David Hockney Nude Photo-collage, made up from 140 separate photographs, 17th June, 1984

Mandi Lennard, of brand consultancy, Mandi’s Basement, on David Hockney’s photo collage, Nude (Theresa Russell)*

GB Tell me why you chose this.

ML Jonathan Silver who founded Salts Mill in Yorkshire was a great inspiration.  He had a cool fashion store in Leeds where I grew up.  He first met David Hockney in his dad’s burger bar, and then got him to design a cover for the school magazine.  When Silver later took over a decrepit building in Saltaire, turning it into a thriving cultural centre, it inevitably became a great homage to Hockney’s work, which is how I came to discover this photo montage.

GB David Hockney has experimented with style a great deal. What draws you to his photo collages more than his paintings?
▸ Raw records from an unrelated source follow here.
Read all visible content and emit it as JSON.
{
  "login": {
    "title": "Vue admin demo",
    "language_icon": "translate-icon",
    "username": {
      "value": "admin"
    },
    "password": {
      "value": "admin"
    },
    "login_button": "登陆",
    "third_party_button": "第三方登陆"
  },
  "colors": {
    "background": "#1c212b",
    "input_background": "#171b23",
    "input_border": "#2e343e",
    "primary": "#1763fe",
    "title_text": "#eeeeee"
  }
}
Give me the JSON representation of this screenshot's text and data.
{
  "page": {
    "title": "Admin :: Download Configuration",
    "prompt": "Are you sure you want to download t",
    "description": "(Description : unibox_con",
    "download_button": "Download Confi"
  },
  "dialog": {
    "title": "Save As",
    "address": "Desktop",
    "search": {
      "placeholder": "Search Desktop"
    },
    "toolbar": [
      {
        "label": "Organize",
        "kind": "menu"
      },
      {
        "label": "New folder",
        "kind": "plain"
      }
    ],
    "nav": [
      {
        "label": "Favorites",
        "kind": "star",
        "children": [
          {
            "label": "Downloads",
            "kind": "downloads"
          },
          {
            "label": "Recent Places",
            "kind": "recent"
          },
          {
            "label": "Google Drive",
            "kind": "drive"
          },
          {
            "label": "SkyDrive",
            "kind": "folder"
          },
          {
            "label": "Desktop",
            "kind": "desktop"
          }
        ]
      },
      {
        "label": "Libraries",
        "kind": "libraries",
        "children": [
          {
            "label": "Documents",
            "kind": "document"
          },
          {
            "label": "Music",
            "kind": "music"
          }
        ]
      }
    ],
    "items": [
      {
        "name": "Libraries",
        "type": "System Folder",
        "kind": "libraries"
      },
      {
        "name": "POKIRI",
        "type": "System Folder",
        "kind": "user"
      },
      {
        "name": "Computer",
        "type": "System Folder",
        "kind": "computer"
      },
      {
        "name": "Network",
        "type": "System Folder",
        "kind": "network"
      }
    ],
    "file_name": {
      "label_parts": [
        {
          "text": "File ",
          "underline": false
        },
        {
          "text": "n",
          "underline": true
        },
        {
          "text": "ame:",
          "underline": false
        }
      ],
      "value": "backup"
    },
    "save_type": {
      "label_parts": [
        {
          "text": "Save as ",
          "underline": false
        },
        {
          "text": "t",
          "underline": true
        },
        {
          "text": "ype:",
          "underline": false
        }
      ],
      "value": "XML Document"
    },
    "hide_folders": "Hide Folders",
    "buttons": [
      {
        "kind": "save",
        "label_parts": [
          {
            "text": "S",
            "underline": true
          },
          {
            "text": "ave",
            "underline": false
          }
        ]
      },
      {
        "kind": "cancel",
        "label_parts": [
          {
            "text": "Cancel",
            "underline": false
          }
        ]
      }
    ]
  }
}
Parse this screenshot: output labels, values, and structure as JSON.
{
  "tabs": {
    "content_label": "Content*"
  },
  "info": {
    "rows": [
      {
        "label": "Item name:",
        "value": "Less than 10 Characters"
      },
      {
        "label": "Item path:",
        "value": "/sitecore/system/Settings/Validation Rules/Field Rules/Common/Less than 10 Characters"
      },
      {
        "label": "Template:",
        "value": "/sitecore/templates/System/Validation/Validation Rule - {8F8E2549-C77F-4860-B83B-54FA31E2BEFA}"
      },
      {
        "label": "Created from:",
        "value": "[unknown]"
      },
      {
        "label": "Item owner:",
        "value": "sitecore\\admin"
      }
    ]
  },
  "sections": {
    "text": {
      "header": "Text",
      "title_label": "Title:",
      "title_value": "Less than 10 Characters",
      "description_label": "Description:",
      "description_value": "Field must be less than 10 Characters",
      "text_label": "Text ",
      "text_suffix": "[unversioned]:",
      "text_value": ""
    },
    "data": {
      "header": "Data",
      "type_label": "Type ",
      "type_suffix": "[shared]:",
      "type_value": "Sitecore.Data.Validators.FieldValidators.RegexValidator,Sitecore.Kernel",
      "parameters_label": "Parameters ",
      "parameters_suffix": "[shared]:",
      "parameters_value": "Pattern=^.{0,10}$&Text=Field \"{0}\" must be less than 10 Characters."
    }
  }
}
ML This image literally hit me in the face.  He’s taken its subject, Theresa Russell, to the point of ugliness where she looks incredibly beautiful, giving her strength and a raw vulnerability.  There are so many tantalising elements – the silk satin sheets next to a bare wood floor, the tackiness of the idea of silk sheets against the brutality of the image, the audacity of her tongue showing between her teeth, like she’s savouring this whole experience.

GB Hockney has said that his photographic joiners and collages are closer to the way we experience things in reality than a one-point perspective picture. Would you say that’s true?

ML Yes, imagery presented in this way is so vivid, it’s shocking in its realism.

GB Hockney was influenced by Cubism and in particular Picasso. But he didn’t think people should imitate Picasso as he felt Cubism was an attitude rather than a style. Did he achieve that do you think?

ML He felt photography was flawed by being ‘one-eyed’, whereas Cubism was total vision.  You’re always attracted to certain things in a picture, so by using his ‘joiners’ style of montage he created movement.  In this image, you don’t just see the breast face on, but there is a side view too; these elements give this image incredible depth – to have to focus on an image while processing this, adds thrust.

GB Hockney made some quite grand claims about photography and film’s inability to capture our true experience. Do you feel that you learn something about Theresa Russell here that you couldn’t from one of her films?

ML There is a starkness to this work that engages you with the subject as an individual, not dissimilar to a raw film role, so in that respect, it’s just another visual medium – be it a meatier role.

GB Technology has moved on an incredible amount since 1984. Do you think this looks old-fashioned now? Do you think Hockney’s aims to break with traditional perspective seem naive?

ML This image will never look old-fashioned, it depicts a brutal modernism.  I don’t feel he gratuitously tried to break tradition.  He knew normal photography wasn’t capturing what he was seeing, and his resolve to achieve what he needed from such portraiture, is startling.

GB Do you think that beauty was something Hockney was aiming for with this work?

ML Yes; it’s challenging to many, but that is part of the allure – the shock that if you are being honest, you find it beautiful – you are almost having to admit this to yourself, then you question your morality…

GB It was important to Hockney that these pictures took time to put together and couldn’t be reproduced perfectly because you could only photograph the whole work, not the component parts. Is the original that much more beautiful to you than the one you see on the screen here?

ML My experience of it as an original was heightened by the context of seeing it in a gallery amongst his paintings, and the fact that this type of imagery was unfamiliar to me at the time.  In 1986, it was used as the exhibition poster entitled ‘XVI RIP Arles (Nude)’ for Rencontres Internationales de la Photographie in Arles, France.  I have a framed poster of this, which has been behind my desk in my office for many years.  I still enjoy the beauty of its harsh realism every day.  It sits next to a Zandra Rhodes lithograph (Shown at the Round House, 1975).  Even the version I found online to email to you is intoxicating.

GB What makes something worthy of the word Beauty to you?

ML The visual explosion of all the elements.  Taking something as close to ugly while still retaining allure.  And in the same vein, restraint and subtlety can be just as powerful. I love Hockney’s honesty.